Both U.S. troops deaths and civilian casualties have dropped in recent months. U.S. forces, meanwhile, have made important alliances with Sunni clan leaders to battle extremists such as al-Qaida in Iraq.

But Sunni leaders also complain members of their sect make up the vast majority in both U.S. and Iraqi custody.

Flanked by U.S. soldiers, Prime Minister Nouri al-Maliki addressed the detainees, many wearing identical plaid shirts. “Dear brothers, let’s cooperate to shut down these prisons and write a new page of laws with the power of justice,” al-Maliki told the men, who sat in rows of white plastic chairs under the Baghdad sun.

The backgrounds of the prisoners, including any suspected militant links, were not announced. The military issued a press release saying only that the detainees are “no longer an imperative threat to Iraqi/coalition forces and the security of Iraq.”

One of the men, who identified himself as Jumaa Khashan, a Sunni from Ramadi, said he was arrested in 2005 on his way to visit relatives in the neighboring town of Khalidiya.

“At first, the treatment was bad … but this year the treatment became better,” Khashan said. “I hope that Iraqis will renounce violence and work together to build a new Iraq.”

Another Sunni detainee also from Anbar province, Adel Khalaf, said he plans to return to Fallujah to look for his family.
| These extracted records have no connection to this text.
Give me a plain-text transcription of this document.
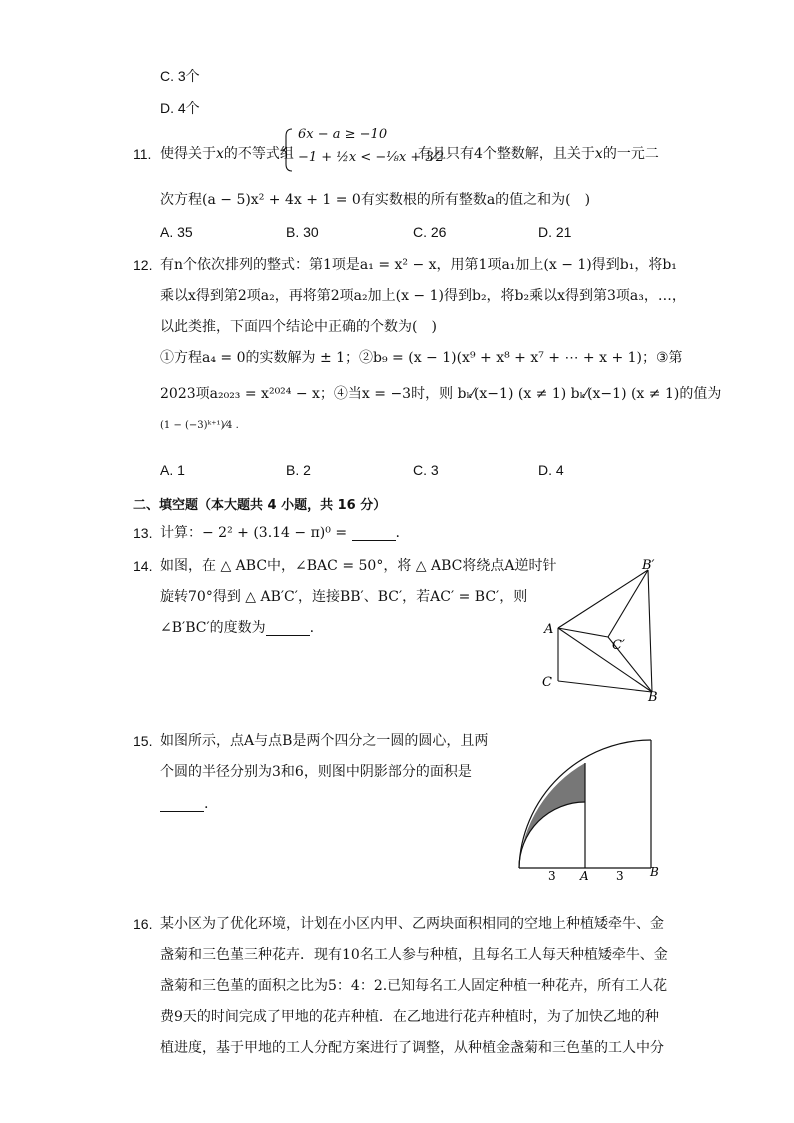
C. 3个
D. 4个
11. 使得关于x的不等式组
6x − a ≥ −10
−1 + ½x < −⅛x + 3⁄2
有且只有4个整数解，且关于x的一元二
次方程(a − 5)x² + 4x + 1 = 0有实数根的所有整数a的值之和为(　)
A. 35	B. 30	C. 26	D. 21
12. 有n个依次排列的整式：第1项是a₁ = x² − x，用第1项a₁加上(x − 1)得到b₁，将b₁
乘以x得到第2项a₂，再将第2项a₂加上(x − 1)得到b₂，将b₂乘以x得到第3项a₃，…，
以此类推，下面四个结论中正确的个数为(　)
①方程a₄ = 0的实数解为 ± 1；②b₉ = (x − 1)(x⁹ + x⁸ + x⁷ + ⋯ + x + 1)；③第
2023项a₂₀₂₃ = x²⁰²⁴ − x；④当x = −3时，则 bₖ⁄(x−1) (x ≠ 1) bₖ⁄(x−1) (x ≠ 1)的值为
(1 − (−3)ᵏ⁺¹)⁄4 .
A. 1	B. 2	C. 3	D. 4
二、填空题（本大题共 4 小题，共 16 分）
13. 计算：− 2² + (3.14 − π)⁰ =	.
14. 如图，在 △ ABC中，∠BAC = 50°，将 △ ABC将绕点A逆时针
旋转70°得到 △ AB′C′，连接BB′、BC′，若AC′ = BC′，则
∠B′BC′的度数为	.	A
B′
C′
C
B
15. 如图所示，点A与点B是两个四分之一圆的圆心，且两
个圆的半径分别为3和6，则图中阴影部分的面积是
.
3 A 3 B
16. 某小区为了优化环境，计划在小区内甲、乙两块面积相同的空地上种植矮牵牛、金
盏菊和三色堇三种花卉．现有10名工人参与种植，且每名工人每天种植矮牵牛、金
盏菊和三色堇的面积之比为5：4：2.已知每名工人固定种植一种花卉，所有工人花
费9天的时间完成了甲地的花卉种植．在乙地进行花卉种植时，为了加快乙地的种
植进度，基于甲地的工人分配方案进行了调整，从种植金盏菊和三色堇的工人中分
“I will go back to see what happened to them. I haven’t heard anything from them for the past 11 months,” Khalaf said. “The second thing I’ll do is try to live a normal life.”

Meanwhile, there were signs of more unrest in Iraq’s second-largest city, Basra, where Shiite factions and Iraqi security forces have been battling for power after the withdrawal of British forces to the airport on the edge of the city.

The general director of the Basra education department, Qahtan al-Mousawi, survived an attempt on his life when a roadside bomb exploded next to his convoy in central Basra around 8 a.m., police said. It was the third assassination attempt on top officials in the city in less than a week.

Two of al-Mousawi’s bodyguards and two pedestrians were wounded, police said.

Al-Mousawi is an influential member of the Supreme Islamic Iraq Council, Iraq’s largest Shiite party. Thursday’s bombing was the latest episode in escalating tensions between Shiite rivalries in the city, about 340 miles southeast of Baghdad.

The city’s police chief, Maj. Gen. Jalil Khalaf, survived bomb attacks on his convoy twice in the past five days.

In western Iraq, seven more decomposed bodies were unearthed Thursday in the Lake Tharthar area of Iraq’s once restive Anbar province, where a mass grave was discovered five days earlier.

Iraqi soldiers found the latest victims – blindfolded and handcuffed – during a joint patrol Wednesday with U.S. forces, police said.

Last Saturday, Iraqi soldiers found 22 bodies in the same region, about 60 miles northwest of Baghdad.

On Wednesday, another mass grave was found amid brush near a school in Hashimiyat, west of Baqouba, about 35 miles northeast of Baghdad. The city is the capital of Diyala province, where al-Qaida in Iraq is believed to have a strong presence.

Many of those bodies also were handcuffed and blindfolded, police said. They likely were passengers kidnapped at fake checkpoints on a nearby road leading to Baqouba, a dangerous route dubbed the “road of death.”

Scattered violence continued. At least 19 people were killed or found dead across Iraq, including in the Anbar mass grave.

They included a policeman killed by a roadside bomb southeast of Baghdad, and a civilian woman killed when a suicide bomber struck a Kurdish political party’s office in a predominantly Christian area near Mosul, about 225 miles northwest of Baghdad.